The front line workers aiding severely ill patients are indeed saving lives. However, the experts and politicians who enact restrictions are not saving lives. They are restricting lives. They have overreacted in the severity and duration of these restrictions, and they have neglected the extent of the side effects. As a result of these restrictions, billions of people have been hard hit economically. Billions have reduced access to health care. Billions are losing social contact with friends, family, coworkers and even the strangers who may someday become friends or family. Billions are suffering as a result of these restrictions.

These side effects cost lives. Undiagnosed, treatable diseases are leading to deaths. Deaths by suicides are increasing. And deaths aren’t the only thing. A lower quality of life is also a terrible price to pay and a cost of precious days and months of countless lives.

Worse, many experts and politicians are enforcing unreasonable restrictions which hardly reduce any probable deaths. For example, in many jurisdictions there are requirements that immunized or recovered people quarantine after travel, or that they wear masks in public, even though these people present little threat of transmission.

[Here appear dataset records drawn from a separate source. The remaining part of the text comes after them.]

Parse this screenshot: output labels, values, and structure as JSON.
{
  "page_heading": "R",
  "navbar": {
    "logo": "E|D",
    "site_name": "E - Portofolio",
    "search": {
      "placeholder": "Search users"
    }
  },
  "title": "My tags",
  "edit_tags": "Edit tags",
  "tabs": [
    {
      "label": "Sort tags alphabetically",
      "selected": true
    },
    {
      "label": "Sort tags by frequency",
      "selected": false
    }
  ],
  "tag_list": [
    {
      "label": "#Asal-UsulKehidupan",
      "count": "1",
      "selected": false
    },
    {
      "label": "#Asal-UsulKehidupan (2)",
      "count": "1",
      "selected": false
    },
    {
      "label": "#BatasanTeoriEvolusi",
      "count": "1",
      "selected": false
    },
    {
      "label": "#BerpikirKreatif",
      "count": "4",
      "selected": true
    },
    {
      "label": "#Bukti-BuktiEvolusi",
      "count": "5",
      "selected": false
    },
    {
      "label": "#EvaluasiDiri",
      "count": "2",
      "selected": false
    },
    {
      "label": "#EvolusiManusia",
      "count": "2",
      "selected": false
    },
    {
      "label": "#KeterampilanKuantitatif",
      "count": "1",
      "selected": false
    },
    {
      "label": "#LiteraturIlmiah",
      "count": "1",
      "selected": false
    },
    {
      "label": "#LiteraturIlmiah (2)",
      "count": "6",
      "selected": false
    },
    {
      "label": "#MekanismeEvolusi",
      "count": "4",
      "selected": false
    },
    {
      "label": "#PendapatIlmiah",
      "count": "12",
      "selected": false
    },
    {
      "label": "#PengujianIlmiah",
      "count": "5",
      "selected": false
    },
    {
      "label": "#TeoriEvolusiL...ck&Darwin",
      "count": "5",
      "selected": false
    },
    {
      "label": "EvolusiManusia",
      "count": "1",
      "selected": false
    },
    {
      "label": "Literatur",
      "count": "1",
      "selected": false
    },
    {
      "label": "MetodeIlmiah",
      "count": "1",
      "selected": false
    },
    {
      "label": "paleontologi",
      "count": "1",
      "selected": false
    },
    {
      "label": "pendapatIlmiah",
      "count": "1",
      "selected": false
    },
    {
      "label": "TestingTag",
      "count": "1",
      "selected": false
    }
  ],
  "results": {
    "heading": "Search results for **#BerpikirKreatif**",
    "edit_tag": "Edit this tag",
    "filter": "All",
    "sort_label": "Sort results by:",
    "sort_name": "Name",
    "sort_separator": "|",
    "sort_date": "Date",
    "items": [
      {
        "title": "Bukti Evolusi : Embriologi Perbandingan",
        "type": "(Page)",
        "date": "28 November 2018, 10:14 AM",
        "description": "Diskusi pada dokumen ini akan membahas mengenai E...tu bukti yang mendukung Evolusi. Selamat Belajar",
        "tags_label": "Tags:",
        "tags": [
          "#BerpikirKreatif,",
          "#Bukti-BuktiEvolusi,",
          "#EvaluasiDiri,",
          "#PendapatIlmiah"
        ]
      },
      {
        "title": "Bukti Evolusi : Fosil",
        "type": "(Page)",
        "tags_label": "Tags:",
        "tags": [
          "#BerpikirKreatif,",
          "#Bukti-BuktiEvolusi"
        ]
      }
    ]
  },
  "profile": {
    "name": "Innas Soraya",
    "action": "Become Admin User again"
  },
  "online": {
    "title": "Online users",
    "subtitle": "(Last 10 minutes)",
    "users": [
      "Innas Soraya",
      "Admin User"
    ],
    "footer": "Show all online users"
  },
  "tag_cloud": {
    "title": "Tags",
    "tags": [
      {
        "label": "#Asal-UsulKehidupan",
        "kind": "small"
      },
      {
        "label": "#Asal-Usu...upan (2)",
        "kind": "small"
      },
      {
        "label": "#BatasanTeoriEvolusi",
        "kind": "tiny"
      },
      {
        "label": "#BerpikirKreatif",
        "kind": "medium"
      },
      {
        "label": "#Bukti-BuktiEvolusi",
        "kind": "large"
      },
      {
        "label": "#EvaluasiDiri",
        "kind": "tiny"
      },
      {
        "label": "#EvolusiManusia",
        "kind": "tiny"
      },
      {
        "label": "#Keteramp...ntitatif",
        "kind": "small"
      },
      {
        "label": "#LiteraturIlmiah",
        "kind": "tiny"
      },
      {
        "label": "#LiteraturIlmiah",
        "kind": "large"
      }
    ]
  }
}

There is talk of “vaccine passports” that would restrict unvaccinated people from re-entering society, even after everyone who wanted and needed a vaccine had received one, and are thus not at significant risk from the unvaccinated.

Wave after wave of restrictions have worn us down and many of us are accepting of each new restriction, having bought the line that the goal is saving lives. But we must instead draw the line, and start stepping back these restrictions.

We must differentiate restrictions on lives from the saving of lives. We want to save lives. We do not want to unreasonably restrict them.